The Freelancer’s Cheat Sheet for Collections
Collections — even the mention of that word puts a sad look on any freelancer’s face. We’ve all wound up with a client who simply failed to pay up. The simple truth is that we’ll probably see more down the road, as well.
There’s no set signals that we can look for that will tell us if a given client will pay or not. There are certainly plenty of jerks out there, but there are also plenty of people who just find that their own cash flow didn’t work out the way they expected. You’ve got to be willing to act on the problem, either way, rather than sitting around hoping that they’ll cut you a check some day. Here are concrete options that you can take.
- Keep contacting your client: It’s true that the squeaky wheel gets the grease. If you keep calling, sending notices of unpaid invoices and generally staying in close contact, you may get money just to make you go away. Provided that you’re polite about it, feel free to make a nuisance of yourself — such as by calling their office every day until you get paid.
- Offer new payment terms: If the situation is such that you know your client is willing to pay but just can’t right now, offer new payment terms. Tell the client that you’ll take payments spread out over time or some other arrangement. Don’t make it a habit, though.
- Ask a lawyer to write a letter: While you have to be able to back up a lawyer’s letter to make it truly effective, just hearing that you’re willing to get a lawyer involved can be very motivating to clients who need to send you money.

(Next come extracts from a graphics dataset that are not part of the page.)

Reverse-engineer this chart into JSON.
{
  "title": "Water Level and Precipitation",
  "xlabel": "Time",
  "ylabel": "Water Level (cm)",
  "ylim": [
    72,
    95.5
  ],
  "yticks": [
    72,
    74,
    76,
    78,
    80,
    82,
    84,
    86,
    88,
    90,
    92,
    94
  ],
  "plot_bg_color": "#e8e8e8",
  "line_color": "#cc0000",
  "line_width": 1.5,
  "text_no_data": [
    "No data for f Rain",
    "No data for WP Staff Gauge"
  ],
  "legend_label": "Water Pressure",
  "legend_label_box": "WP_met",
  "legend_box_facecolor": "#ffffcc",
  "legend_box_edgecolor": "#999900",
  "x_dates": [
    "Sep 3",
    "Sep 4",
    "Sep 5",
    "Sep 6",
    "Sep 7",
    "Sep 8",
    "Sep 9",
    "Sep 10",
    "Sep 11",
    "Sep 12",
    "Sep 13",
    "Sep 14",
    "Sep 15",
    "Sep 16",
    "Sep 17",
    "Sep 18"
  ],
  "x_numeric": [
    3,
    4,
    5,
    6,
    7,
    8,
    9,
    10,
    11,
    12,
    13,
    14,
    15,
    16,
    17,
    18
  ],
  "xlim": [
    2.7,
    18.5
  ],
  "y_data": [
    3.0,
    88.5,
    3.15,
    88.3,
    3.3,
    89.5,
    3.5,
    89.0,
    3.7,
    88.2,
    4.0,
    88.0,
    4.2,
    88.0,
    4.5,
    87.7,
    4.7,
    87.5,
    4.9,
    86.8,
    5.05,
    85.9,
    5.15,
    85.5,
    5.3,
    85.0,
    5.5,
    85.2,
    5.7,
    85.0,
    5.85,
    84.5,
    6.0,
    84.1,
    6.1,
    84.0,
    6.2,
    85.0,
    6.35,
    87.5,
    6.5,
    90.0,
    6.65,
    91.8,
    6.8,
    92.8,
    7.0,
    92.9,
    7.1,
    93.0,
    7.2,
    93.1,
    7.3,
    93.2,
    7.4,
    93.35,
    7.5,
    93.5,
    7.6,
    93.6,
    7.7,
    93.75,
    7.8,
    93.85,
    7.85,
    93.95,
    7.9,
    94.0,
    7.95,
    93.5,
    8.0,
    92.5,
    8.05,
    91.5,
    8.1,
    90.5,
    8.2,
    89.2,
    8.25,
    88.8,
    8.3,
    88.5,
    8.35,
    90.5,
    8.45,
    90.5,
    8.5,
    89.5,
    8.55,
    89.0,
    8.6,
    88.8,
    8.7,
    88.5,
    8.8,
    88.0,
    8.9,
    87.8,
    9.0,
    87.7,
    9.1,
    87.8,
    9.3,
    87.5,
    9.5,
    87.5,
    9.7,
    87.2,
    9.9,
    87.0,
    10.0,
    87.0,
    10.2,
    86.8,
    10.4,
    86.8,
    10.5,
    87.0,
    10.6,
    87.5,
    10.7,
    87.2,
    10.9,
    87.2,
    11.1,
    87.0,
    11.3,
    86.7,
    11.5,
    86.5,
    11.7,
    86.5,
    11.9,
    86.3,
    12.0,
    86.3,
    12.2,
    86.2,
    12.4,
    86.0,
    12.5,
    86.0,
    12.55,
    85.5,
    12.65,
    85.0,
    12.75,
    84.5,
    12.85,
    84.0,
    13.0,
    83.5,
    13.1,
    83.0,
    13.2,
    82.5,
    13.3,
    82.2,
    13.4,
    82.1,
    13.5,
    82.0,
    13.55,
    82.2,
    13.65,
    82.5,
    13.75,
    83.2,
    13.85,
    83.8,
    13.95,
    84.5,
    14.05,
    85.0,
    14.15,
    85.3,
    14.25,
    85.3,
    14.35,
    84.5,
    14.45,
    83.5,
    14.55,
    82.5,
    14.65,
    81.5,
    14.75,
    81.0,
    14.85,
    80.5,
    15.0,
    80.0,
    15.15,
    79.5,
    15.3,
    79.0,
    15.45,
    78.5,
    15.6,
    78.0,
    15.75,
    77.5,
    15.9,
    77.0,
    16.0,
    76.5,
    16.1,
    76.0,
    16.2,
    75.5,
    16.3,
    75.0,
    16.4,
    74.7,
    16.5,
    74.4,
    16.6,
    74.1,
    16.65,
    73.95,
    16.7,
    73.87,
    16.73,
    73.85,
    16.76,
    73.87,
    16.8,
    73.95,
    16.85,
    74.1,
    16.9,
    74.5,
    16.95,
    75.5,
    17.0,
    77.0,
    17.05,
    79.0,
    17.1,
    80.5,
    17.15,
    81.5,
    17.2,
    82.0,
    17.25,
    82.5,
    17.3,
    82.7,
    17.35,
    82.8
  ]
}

- Visit your client’s office: It’s much harder to tell someone that they’re not going to get their money in a fact-to-face situation and, if you’re willing to sit down and refuse to move until you receive payment, you may be able to get it. Be careful how you handle such situations, however — depending on the circumstances, the owner of the office you’re visiting can call the cops and report you for trespassing or causing a disturbance.
- Take them to small claims court: Provided that your client is located fairly near to you, it may make sense to simply take the matter to court. If it’s a sizable project, it may be worth traveling in order to bring the matter in front of a judge.

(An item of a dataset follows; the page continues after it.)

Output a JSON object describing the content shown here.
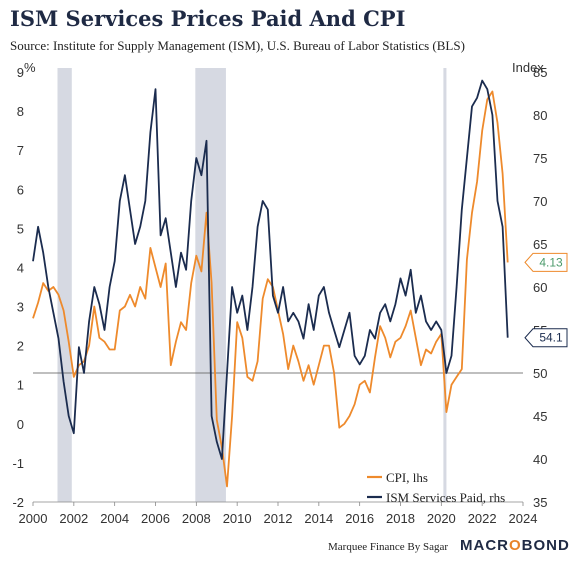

- Ask the client to return the work: If the client hasn’t paid for the work, he shouldn’t be using it. Some clients will continuing using work anyhow, but that opens them up to questions of copyright infringement since they haven’t properly licensed the work. I wouldn’t do it except in extreme cases, but that means that you can send a take down notice to their ISP if they’re using your work online.
No matter how frustrated you are about an unpaid invoice, you never want to open yourself up for legal action. You absolutely have to take the high road: don’t bad mouth your client, take any of their property or even make a scene at their offices. All those situations open you up to legal action — you may get your payment, but it could get eaten up by your own legal fees. The trick is to be persistent but polite, no matter what.